If you do, I humbly admit you are a better citizen than I.

Jobs or Babies

I could start my own recycling business with all the political mailings we got.

Oh? You too?

He voted with Obama 97.7895% of the time!”

“Yeah. Well He wants to throw women seeking birth control into a deep well, play terrifyingly loud music, and dance around them terrifyingly wearing women’s clothes.”

He’s a job killer!”

He’s a baby killer!”

Decisions decisions.

But you have to vote for one of them, right? Musn’t we? Lest the will of the people atrophy and the entire edifice of Democracy crumbles. What then?

“Anarchy — that’s what!
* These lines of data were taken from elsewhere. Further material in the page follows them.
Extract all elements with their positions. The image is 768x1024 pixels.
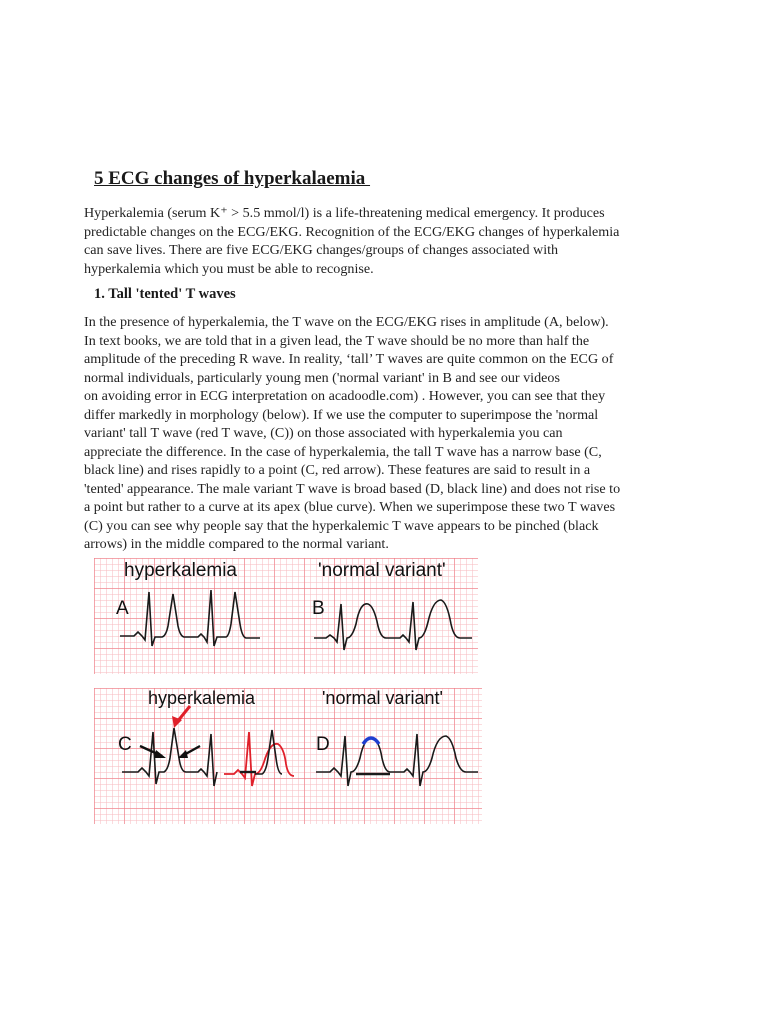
ecg-overlay-black-t-wave bbox=[255, 730, 282, 774]
pinch-arrow-left-head bbox=[154, 750, 166, 758]
panel-b-letter: B bbox=[312, 598, 325, 619]
body-line: arrows) in the middle compared to the normal variant. bbox=[84, 536, 389, 552]
panel-b-heading: 'normal variant' bbox=[318, 560, 446, 581]
body-line: In text books, we are told that in a given lead, the T wave should be no more than half the bbox=[84, 332, 590, 349]
document-title: 5 ECG changes of hyperkalaemia bbox=[94, 168, 371, 189]
panel-a-letter: A bbox=[116, 598, 129, 619]
intro-line: predictable changes on the ECG/EKG. Recognition of the ECG/EKG changes of hyperkalemia bbox=[84, 223, 620, 240]
section-1-paragraph bbox=[84, 313, 684, 554]
body-line: a point but rather to a curve at its apex (blue curve). When we superimpose these two T waves bbox=[84, 499, 616, 515]
ecg-trace-b bbox=[314, 600, 472, 650]
body-line: In the presence of hyperkalemia, the T wave on the ECG/EKG rises in amplitude (A, below). bbox=[84, 314, 609, 330]
body-line: (C) you can see why people say that the hyperkalemic T wave appears to be pinched (black bbox=[84, 517, 599, 534]
intro-line: hyperkalemia which you must be able to recognise. bbox=[84, 260, 374, 277]
body-line: differ markedly in morphology (below). If we use the computer to superimpose the 'normal bbox=[84, 406, 599, 423]
body-line: on avoiding error in ECG interpretation on acadoodle.com) . However, you can see that they bbox=[84, 388, 606, 404]
intro-paragraph bbox=[84, 204, 684, 278]
intro-line: can save lives. There are five ECG/EKG changes/groups of changes associated with bbox=[84, 242, 559, 258]
body-line: normal individuals, particularly young men ('normal variant' in B and see our videos bbox=[84, 369, 560, 386]
ecg-figure-top bbox=[94, 558, 478, 674]
body-line: black line) and rises rapidly to a point (C, red arrow). These features are said to result in a bbox=[84, 462, 591, 478]
panel-d-heading: 'normal variant' bbox=[322, 688, 443, 708]
intro-line: Hyperkalemia (serum K⁺ > 5.5 mmol/l) is a life-threatening medical emergency. It produces bbox=[84, 205, 605, 221]
body-line: 'tented' appearance. The male variant T wave is broad based (D, black line) and does not rise to bbox=[84, 480, 621, 497]
panel-c-heading: hyperkalemia bbox=[148, 688, 256, 708]
body-line: appreciate the difference. In the case of hyperkalemia, the tall T wave has a narrow base (C, bbox=[84, 443, 602, 460]
panel-a-heading: hyperkalemia bbox=[124, 560, 237, 581]
body-line: amplitude of the preceding R wave. In reality, ‘tall’ T waves are quite common on the ECG of bbox=[84, 351, 614, 367]
section-heading-tented-t-waves: 1. Tall 'tented' T waves bbox=[94, 286, 236, 302]
panel-c-letter: C bbox=[118, 734, 132, 755]
ecg-trace-c bbox=[122, 728, 217, 786]
panel-d-letter: D bbox=[316, 734, 330, 755]
pinch-arrow-right-head bbox=[178, 750, 188, 758]
ecg-trace-a bbox=[120, 590, 260, 646]
ecg-overlay-red-t-wave bbox=[224, 732, 294, 786]
apex-curve-blue bbox=[363, 738, 379, 744]
body-line: variant' tall T wave (red T wave, (C)) on those associated with hyperkalemia you can bbox=[84, 425, 563, 441]
ecg-figure-bottom bbox=[94, 688, 482, 824]
ecg-trace-d bbox=[316, 734, 478, 786]
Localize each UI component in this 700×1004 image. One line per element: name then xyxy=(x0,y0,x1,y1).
Is that what you want, Anarchy, hmm? Why don’t you go live in Somalia for a while and see how that’s working for them (wink wink). Come back and let us know, kay?”

Never before has the exercise of patriotic duty felt so… so good, so personally rewarding, so properly motivated. So proud!

Need to remind myself to bring a fair coin with me into the voting booth. Heads it’s the job killer, tails the baby killer.